The bug is independent of the molecule input format. The provided test case is given as SDF which can be used directly with the InChI command line tool while I tried the same with our Smiles parser which utilizes the JNI-INCHI library to direclty call InChI API via GetStdINCHI. Thus the problem is 'in the heart' of the InChI generation algorithm.
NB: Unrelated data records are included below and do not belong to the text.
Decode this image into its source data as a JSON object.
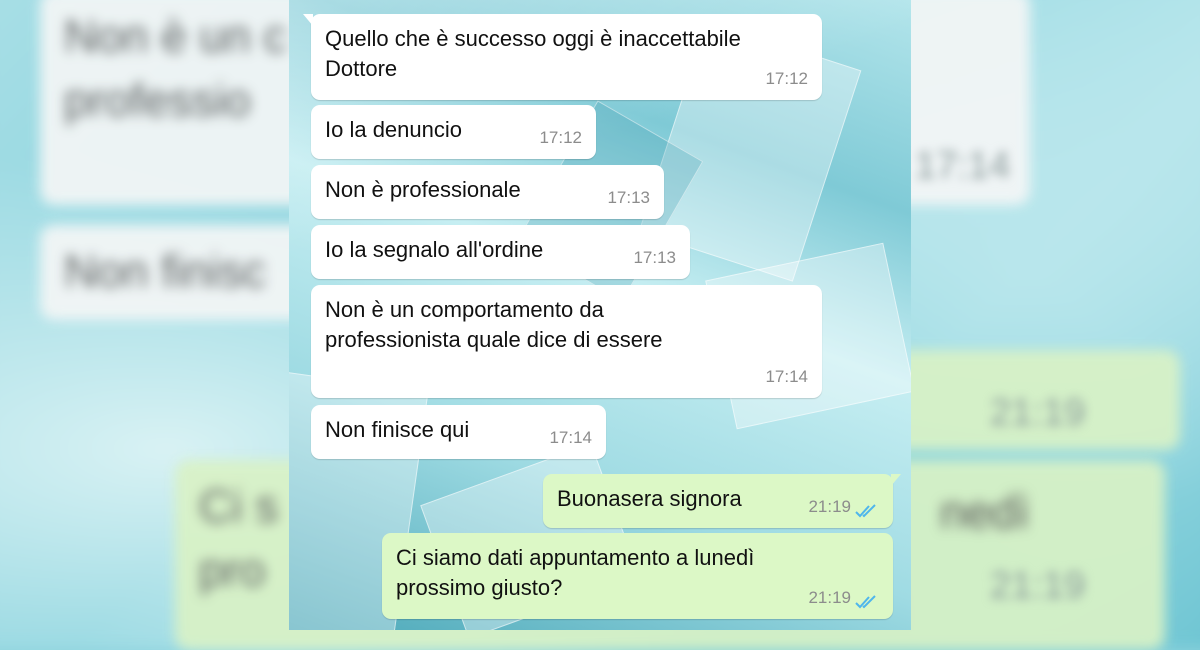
{
  "messages": [
    {
      "text": "Quello che è successo oggi è inaccettabile Dottore",
      "time": "17:12",
      "direction": "incoming"
    },
    {
      "text": "Io la denuncio",
      "time": "17:12",
      "direction": "incoming"
    },
    {
      "text": "Non è professionale",
      "time": "17:13",
      "direction": "incoming"
    },
    {
      "text": "Io la segnalo all'ordine",
      "time": "17:13",
      "direction": "incoming"
    },
    {
      "text": "Non è un comportamento da professionista quale dice di essere",
      "time": "17:14",
      "direction": "incoming"
    },
    {
      "text": "Non finisce qui",
      "time": "17:14",
      "direction": "incoming"
    },
    {
      "text": "Buonasera signora",
      "time": "21:19",
      "direction": "outgoing",
      "status": "read"
    },
    {
      "text": "Ci siamo dati appuntamento a lunedì prossimo giusto?",
      "time": "21:19",
      "direction": "outgoing",
      "status": "read"
    }
  ],
  "blurred_background": {
    "fragments": [
      "Non è un c",
      "professio",
      "Non finisc",
      "Ci s",
      "pro",
      "nedì"
    ],
    "times": [
      "17:14",
      "21:19",
      "21:19"
    ]
  },
  "colors": {
    "incoming_bubble": "#ffffff",
    "outgoing_bubble": "#dcf8c6",
    "read_ticks": "#4fb6ec",
    "timestamp": "#8c8c8c"
  }
}
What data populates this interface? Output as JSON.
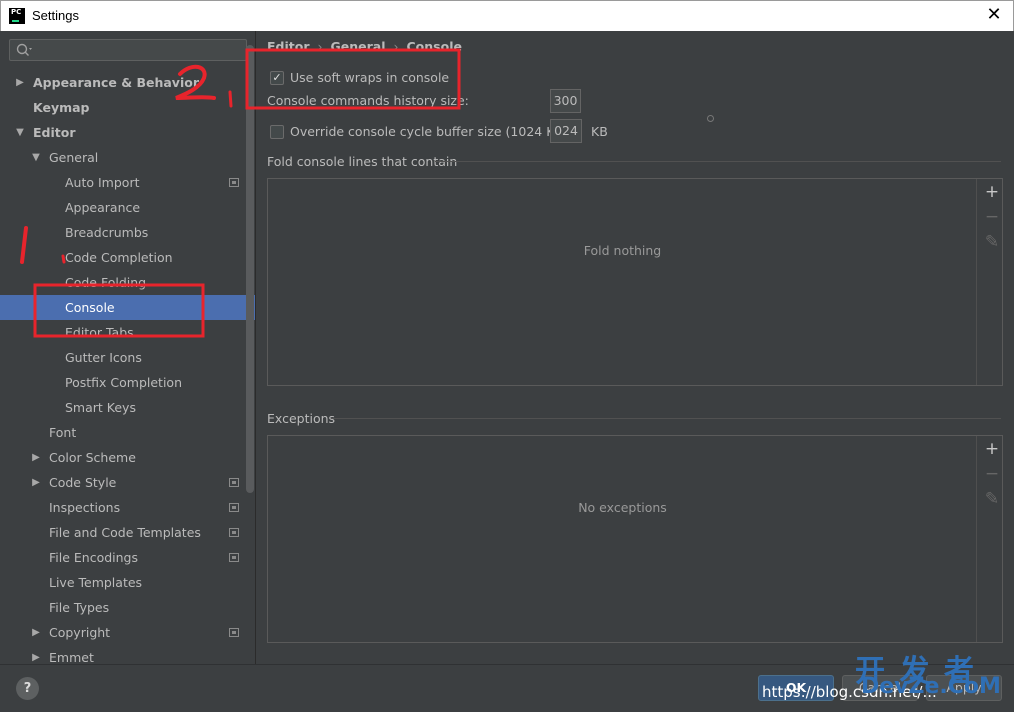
{
  "window": {
    "title": "Settings",
    "close_glyph": "✕",
    "app_icon_text": "PC"
  },
  "search": {
    "value": "",
    "placeholder": "",
    "icon": "search-icon"
  },
  "tree": [
    {
      "label": "Appearance & Behavior",
      "level": 0,
      "arrow": "▶",
      "bold": true
    },
    {
      "label": "Keymap",
      "level": 0,
      "arrow": "",
      "bold": true
    },
    {
      "label": "Editor",
      "level": 0,
      "arrow": "▼",
      "bold": true
    },
    {
      "label": "General",
      "level": 1,
      "arrow": "▼"
    },
    {
      "label": "Auto Import",
      "level": 2,
      "arrow": "",
      "project": true
    },
    {
      "label": "Appearance",
      "level": 2,
      "arrow": ""
    },
    {
      "label": "Breadcrumbs",
      "level": 2,
      "arrow": ""
    },
    {
      "label": "Code Completion",
      "level": 2,
      "arrow": ""
    },
    {
      "label": "Code Folding",
      "level": 2,
      "arrow": ""
    },
    {
      "label": "Console",
      "level": 2,
      "arrow": "",
      "selected": true
    },
    {
      "label": "Editor Tabs",
      "level": 2,
      "arrow": ""
    },
    {
      "label": "Gutter Icons",
      "level": 2,
      "arrow": ""
    },
    {
      "label": "Postfix Completion",
      "level": 2,
      "arrow": ""
    },
    {
      "label": "Smart Keys",
      "level": 2,
      "arrow": ""
    },
    {
      "label": "Font",
      "level": 1,
      "arrow": ""
    },
    {
      "label": "Color Scheme",
      "level": 1,
      "arrow": "▶"
    },
    {
      "label": "Code Style",
      "level": 1,
      "arrow": "▶",
      "project": true
    },
    {
      "label": "Inspections",
      "level": 1,
      "arrow": "",
      "project": true
    },
    {
      "label": "File and Code Templates",
      "level": 1,
      "arrow": "",
      "project": true
    },
    {
      "label": "File Encodings",
      "level": 1,
      "arrow": "",
      "project": true
    },
    {
      "label": "Live Templates",
      "level": 1,
      "arrow": ""
    },
    {
      "label": "File Types",
      "level": 1,
      "arrow": ""
    },
    {
      "label": "Copyright",
      "level": 1,
      "arrow": "▶",
      "project": true
    },
    {
      "label": "Emmet",
      "level": 1,
      "arrow": "▶"
    }
  ],
  "breadcrumbs": {
    "editor": "Editor",
    "general": "General",
    "console": "Console",
    "separator": "›"
  },
  "console": {
    "soft_wraps_label": "Use soft wraps in console",
    "soft_wraps_checked": "✓",
    "history_label": "Console commands history size:",
    "history_value": "300",
    "override_label": "Override console cycle buffer size (1024 KB)",
    "override_value": "024",
    "override_unit": "KB"
  },
  "fold": {
    "title": "Fold console lines that contain",
    "empty_text": "Fold nothing"
  },
  "exceptions": {
    "title": "Exceptions",
    "empty_text": "No exceptions"
  },
  "tools": {
    "add": "+",
    "remove": "−",
    "edit": "✎"
  },
  "bottom": {
    "help": "?",
    "ok": "OK",
    "cancel": "Cancel",
    "apply": "Apply"
  },
  "watermarks": {
    "url": "https://blog.csdn.net/...",
    "site_cn": "开 发 者",
    "site_en": "DevZe.CoM"
  },
  "annotations": {
    "label_one": "1",
    "label_two": "2",
    "color": "#e8242c"
  }
}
You can view the original bug report here.
I have reproduced the bug myself on an OS X system running Snow Leopard with a binary compiled from the 2.02 source.
The extent of this bug remains unclear, although at a minimum I suspect that any structure in which the above sample is a substructures would display the behavior.
Why Does It Matter?
This issue is important because of the central role InChI (and the derived InChI Key) has started to play as a unique molecular identifier, both for internal database table lookups for exact structure searches, and for inter-database communication. A great deal of work by a number of parties could be necessary should this issue be shown to be not limited to the example structure. The issue also underscores the importance of developing a written, English-language InChI specification and a comprehensive test suite.